Irene had carried the psychic wound of her parents’ violent death for thirty-five years. She had endured the endless cycle of appeals, the media coverage, and the agonizing delays. As the execution loomed, the public anticipated a statement of righteous anger or relief from the grieving daughter. Instead, Irene delivered a message that left the nation completely stunned by its profound grace. Addressing the public, she stated clearly, “Yes, I forgive him. I forgive him because it is time.” It was an extraordinary display of emotional strength, a conscious decision to release the burden of hatred that had tied her to her parents’ killer for most of her adult life.
On the morning of September 30, 2025, Victor Tony Jones awoke at 4:30 a.m. in his holding cell near Starke, Florida. He spent his final hours meeting quietly with a spiritual adviser. He requested no other visitors and remained entirely cooperative with the prison staff. For his final meal, he requested a traditional southern plate consisting of fried chicken, collard greens, and sweet tea. He ate his meal in the quiet solitude of his cell, a man waiting for the clock to run out.

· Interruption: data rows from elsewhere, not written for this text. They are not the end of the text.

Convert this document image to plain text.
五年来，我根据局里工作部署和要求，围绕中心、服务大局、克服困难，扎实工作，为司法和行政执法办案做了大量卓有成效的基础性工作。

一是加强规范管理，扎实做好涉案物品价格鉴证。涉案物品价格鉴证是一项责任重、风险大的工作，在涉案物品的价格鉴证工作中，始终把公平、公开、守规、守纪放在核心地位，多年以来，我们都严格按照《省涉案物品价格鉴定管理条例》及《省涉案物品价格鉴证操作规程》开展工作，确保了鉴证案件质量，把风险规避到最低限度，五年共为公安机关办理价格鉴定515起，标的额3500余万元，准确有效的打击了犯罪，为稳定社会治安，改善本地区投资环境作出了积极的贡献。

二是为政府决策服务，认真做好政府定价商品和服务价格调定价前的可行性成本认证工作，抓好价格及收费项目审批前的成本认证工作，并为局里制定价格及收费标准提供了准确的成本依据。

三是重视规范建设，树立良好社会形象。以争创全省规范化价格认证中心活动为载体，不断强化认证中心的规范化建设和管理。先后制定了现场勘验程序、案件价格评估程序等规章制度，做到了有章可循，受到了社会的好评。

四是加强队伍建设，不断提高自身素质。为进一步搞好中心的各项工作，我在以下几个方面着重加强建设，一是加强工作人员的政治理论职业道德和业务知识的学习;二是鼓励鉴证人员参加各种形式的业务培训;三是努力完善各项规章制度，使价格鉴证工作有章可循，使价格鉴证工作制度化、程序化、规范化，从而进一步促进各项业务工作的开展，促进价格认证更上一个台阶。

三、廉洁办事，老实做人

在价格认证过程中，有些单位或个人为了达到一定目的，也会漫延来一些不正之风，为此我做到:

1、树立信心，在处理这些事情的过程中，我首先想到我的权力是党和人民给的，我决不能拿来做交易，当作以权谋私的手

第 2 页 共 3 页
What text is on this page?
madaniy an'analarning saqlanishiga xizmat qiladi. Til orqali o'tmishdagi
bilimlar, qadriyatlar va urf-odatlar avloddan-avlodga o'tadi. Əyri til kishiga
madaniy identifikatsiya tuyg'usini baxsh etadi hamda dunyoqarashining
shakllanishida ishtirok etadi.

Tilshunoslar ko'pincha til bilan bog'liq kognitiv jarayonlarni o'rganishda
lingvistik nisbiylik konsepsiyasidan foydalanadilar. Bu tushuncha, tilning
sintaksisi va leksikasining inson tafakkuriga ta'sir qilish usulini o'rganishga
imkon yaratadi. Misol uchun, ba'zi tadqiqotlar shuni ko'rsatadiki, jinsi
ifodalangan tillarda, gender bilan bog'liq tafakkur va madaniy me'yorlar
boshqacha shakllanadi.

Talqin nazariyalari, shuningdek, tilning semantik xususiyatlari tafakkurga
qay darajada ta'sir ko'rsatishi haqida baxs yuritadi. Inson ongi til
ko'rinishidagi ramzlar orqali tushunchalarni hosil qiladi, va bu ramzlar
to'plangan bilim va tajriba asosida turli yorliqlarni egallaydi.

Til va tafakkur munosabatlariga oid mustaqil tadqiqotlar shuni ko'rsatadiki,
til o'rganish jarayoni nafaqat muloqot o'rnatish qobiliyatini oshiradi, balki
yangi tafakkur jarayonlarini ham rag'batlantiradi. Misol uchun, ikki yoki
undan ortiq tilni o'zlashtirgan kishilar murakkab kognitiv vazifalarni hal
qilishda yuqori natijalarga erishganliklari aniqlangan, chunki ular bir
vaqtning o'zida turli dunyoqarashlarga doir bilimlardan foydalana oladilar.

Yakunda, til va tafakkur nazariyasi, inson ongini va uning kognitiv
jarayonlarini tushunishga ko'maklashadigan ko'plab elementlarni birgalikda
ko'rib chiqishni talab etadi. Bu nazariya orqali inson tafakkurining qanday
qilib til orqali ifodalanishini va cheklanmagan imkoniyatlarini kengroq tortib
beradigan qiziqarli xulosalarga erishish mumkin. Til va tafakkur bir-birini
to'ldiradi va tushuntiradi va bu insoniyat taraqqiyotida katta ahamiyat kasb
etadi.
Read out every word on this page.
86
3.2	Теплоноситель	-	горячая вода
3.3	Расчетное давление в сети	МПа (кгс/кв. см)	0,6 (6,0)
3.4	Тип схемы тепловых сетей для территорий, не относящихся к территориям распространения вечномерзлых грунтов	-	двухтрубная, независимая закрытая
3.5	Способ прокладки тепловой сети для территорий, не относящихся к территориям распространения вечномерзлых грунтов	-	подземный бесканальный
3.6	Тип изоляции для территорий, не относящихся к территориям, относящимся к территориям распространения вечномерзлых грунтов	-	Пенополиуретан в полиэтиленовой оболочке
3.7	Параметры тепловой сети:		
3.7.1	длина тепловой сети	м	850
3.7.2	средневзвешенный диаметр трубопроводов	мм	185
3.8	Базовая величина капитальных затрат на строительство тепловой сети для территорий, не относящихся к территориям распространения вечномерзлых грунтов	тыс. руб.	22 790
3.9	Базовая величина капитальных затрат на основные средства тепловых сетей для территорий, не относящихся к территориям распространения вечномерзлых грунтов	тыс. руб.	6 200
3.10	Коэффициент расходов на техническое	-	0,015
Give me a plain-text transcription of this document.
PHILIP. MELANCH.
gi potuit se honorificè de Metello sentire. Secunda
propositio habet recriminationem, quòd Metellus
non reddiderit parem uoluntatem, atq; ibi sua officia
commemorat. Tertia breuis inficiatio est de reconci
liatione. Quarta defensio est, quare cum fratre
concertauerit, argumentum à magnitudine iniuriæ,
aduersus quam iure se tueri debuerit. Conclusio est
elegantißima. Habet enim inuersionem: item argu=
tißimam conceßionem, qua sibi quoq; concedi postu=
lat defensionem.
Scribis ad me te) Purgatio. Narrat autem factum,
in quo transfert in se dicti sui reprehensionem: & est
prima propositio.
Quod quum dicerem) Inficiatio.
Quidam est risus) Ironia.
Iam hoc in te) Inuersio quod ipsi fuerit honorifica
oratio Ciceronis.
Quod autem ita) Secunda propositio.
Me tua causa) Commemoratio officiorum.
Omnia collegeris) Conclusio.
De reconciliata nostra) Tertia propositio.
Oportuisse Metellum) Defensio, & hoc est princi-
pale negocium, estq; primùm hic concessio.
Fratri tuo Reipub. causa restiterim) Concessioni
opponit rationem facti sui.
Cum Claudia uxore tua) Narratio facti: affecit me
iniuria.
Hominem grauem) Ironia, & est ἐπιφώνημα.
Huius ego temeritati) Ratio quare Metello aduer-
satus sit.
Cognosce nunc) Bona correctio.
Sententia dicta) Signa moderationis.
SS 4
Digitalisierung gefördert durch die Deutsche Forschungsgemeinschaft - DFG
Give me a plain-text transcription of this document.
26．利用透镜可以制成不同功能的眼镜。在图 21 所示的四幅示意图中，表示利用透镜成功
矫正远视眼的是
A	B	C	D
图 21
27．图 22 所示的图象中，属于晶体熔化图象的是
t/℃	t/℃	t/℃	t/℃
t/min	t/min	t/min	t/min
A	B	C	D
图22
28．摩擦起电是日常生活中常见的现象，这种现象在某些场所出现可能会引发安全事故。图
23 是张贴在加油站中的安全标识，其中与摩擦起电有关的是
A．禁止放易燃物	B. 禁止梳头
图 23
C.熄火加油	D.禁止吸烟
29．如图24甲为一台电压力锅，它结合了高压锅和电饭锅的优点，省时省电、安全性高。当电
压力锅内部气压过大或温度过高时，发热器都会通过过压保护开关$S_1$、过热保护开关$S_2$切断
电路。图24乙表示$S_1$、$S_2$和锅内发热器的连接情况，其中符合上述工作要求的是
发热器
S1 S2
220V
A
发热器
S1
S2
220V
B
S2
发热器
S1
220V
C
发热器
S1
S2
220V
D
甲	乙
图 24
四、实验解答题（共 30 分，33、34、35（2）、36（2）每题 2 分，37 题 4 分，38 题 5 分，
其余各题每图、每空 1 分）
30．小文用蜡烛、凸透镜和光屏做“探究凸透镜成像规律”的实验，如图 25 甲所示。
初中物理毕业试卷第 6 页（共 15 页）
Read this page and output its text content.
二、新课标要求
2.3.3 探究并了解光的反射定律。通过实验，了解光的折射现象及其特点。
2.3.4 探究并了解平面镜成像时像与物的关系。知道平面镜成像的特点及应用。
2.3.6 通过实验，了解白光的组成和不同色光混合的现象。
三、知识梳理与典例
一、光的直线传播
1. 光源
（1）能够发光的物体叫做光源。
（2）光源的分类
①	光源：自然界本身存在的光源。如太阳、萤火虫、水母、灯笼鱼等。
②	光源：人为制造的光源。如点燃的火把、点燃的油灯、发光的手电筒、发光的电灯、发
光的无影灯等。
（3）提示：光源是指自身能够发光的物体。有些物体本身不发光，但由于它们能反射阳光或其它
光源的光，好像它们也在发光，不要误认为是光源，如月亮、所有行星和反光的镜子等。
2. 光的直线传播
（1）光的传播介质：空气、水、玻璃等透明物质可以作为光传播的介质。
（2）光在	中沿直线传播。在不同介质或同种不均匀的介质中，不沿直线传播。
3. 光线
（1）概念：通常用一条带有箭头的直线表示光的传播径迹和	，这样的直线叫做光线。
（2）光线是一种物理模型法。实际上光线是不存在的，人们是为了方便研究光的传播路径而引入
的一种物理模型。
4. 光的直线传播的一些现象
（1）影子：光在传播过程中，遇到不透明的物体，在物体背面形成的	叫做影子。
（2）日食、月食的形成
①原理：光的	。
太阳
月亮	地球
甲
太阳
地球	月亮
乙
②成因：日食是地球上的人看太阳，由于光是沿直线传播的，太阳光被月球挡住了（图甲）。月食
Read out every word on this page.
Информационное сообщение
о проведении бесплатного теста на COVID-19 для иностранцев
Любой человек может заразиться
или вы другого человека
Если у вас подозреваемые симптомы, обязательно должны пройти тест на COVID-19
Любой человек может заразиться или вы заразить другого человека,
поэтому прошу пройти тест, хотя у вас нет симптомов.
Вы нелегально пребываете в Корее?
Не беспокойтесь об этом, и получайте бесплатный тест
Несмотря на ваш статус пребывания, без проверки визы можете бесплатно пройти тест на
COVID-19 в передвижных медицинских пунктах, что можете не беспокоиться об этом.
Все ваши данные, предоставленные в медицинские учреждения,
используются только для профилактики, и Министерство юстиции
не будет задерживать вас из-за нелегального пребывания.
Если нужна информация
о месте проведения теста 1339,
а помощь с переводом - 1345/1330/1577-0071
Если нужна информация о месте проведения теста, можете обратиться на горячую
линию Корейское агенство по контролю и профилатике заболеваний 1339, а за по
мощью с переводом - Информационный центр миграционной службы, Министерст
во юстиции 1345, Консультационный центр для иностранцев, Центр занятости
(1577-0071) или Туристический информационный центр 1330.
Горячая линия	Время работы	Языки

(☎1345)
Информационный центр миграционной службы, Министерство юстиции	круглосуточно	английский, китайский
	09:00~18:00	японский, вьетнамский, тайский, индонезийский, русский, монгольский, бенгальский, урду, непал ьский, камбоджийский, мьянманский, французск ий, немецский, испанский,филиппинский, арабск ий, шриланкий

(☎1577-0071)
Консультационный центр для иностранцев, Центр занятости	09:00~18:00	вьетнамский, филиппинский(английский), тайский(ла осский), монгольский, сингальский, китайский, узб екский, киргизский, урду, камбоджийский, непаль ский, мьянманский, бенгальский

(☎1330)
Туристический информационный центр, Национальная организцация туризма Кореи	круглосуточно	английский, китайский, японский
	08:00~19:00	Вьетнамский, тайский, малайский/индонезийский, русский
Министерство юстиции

As evening approached, Jones was escorted into the execution chamber and firmly strapped to the medical gurney. The intravenous lines were carefully inserted into his arms. When the prison warden leaned over and asked Jones if he had any final words or a last statement to make to the witnesses gathered behind the glass, the 64-year-old inmate simply replied, “No, sir.” There was no apology to Irene Fisher, no grand philosophical statement, and no final plea for mercy.
At 6:13 p.m., the lethal injection protocol commenced. The standard three-drug cocktail flowed into his veins, shutting down his consciousness, paralyzing his lungs, and finally stopping his heart. According to state spokespeople, there were no complications during the procedure. Victor Tony Jones was pronounced dead, becoming the thirteenth person executed in Florida that year.
The execution of Victor Tony Jones closed the book on one of the most tragic and protracted criminal cases in Florida’s history. It forces us to confront uncomfortable truths about the cycle of violence—how a child broken by state-sanctioned abuse can grow into a man capable of unspeakable cruelty. Yet, shining through the darkness of this story is the enduring legacy of the Nestor family. Jacob’s final, heroic stand in his office, Michael’s selfless bravery in the rubble of Ground Zero, and Irene’s breathtaking capacity for forgiveness remind us that even in the face of profound evil, the human spirit is capable of extraordinary courage and grace. The lethal injection may have ended the life of the killer, but it is the unyielding love and heroism of the victims that will forever define this story.